The pangram contains 37 letters and does not repeat any consonants. Though not the oldest or shortest pangram, (Note: Le Soir notes the similar pangram Jugez vite faux whisky blond parmi cinq ("Quickly find fake blond whisky among these five") has four fewer letters.) it is the best known. It is often used by people learning to type, is familiar to many French speakers, and is a standard piece of text to test typography and printing equipment, sometimes used as a placeholder. Some firmware in printers produced for the French market has the pangram stored in its internal code. Sometimes an expanded version, "au juge blond qui fume la pipe", which covers all lower-case letters, is used.

The pangram became popular after being published in Albert Navarre's Manuel d’organisation du bureau in 1924. The first widespread commercial publication of the pangram has been attributed to the French-language comic series Journal de Mickey.

The author of the phrase has sometimes been claimed to be the novelist and essayist Georges Perec, but this is not believed to be correct.
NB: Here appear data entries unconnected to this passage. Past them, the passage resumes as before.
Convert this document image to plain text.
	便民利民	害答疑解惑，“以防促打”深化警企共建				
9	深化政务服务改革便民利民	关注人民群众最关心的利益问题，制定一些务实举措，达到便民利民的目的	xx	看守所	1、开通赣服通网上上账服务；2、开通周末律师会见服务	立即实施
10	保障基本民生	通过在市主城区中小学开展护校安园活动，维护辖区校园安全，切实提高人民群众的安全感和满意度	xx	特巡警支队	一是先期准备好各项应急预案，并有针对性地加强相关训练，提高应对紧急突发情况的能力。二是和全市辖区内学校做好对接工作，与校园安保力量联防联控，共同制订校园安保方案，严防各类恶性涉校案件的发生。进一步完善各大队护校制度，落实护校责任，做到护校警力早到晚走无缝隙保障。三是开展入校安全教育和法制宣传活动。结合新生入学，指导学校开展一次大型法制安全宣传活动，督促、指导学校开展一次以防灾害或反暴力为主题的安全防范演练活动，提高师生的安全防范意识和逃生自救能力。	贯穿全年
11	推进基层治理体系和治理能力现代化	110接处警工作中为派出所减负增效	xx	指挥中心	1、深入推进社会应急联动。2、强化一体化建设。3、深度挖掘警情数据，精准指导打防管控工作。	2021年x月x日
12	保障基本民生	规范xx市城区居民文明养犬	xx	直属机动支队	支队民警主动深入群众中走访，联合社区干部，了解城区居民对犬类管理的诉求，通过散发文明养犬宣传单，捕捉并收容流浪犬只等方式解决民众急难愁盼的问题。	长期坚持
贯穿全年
In the absence of certainty, a cross-checking of clues allowed the Canadian pangram expert Jean Fontaine to think that it was created between 1910 and 1924 and that the author could be the champion typist Charles Triouleyre. The writer Claude Gagnière has praised the pangram as a "superb sentence" and a "model of the genre".

An alternative used to test communication circuits (such as radioteletype) is "Voyez le brick géant que j'examine près du wharf" ("Look at the giant brig I'm examining next to the wharf").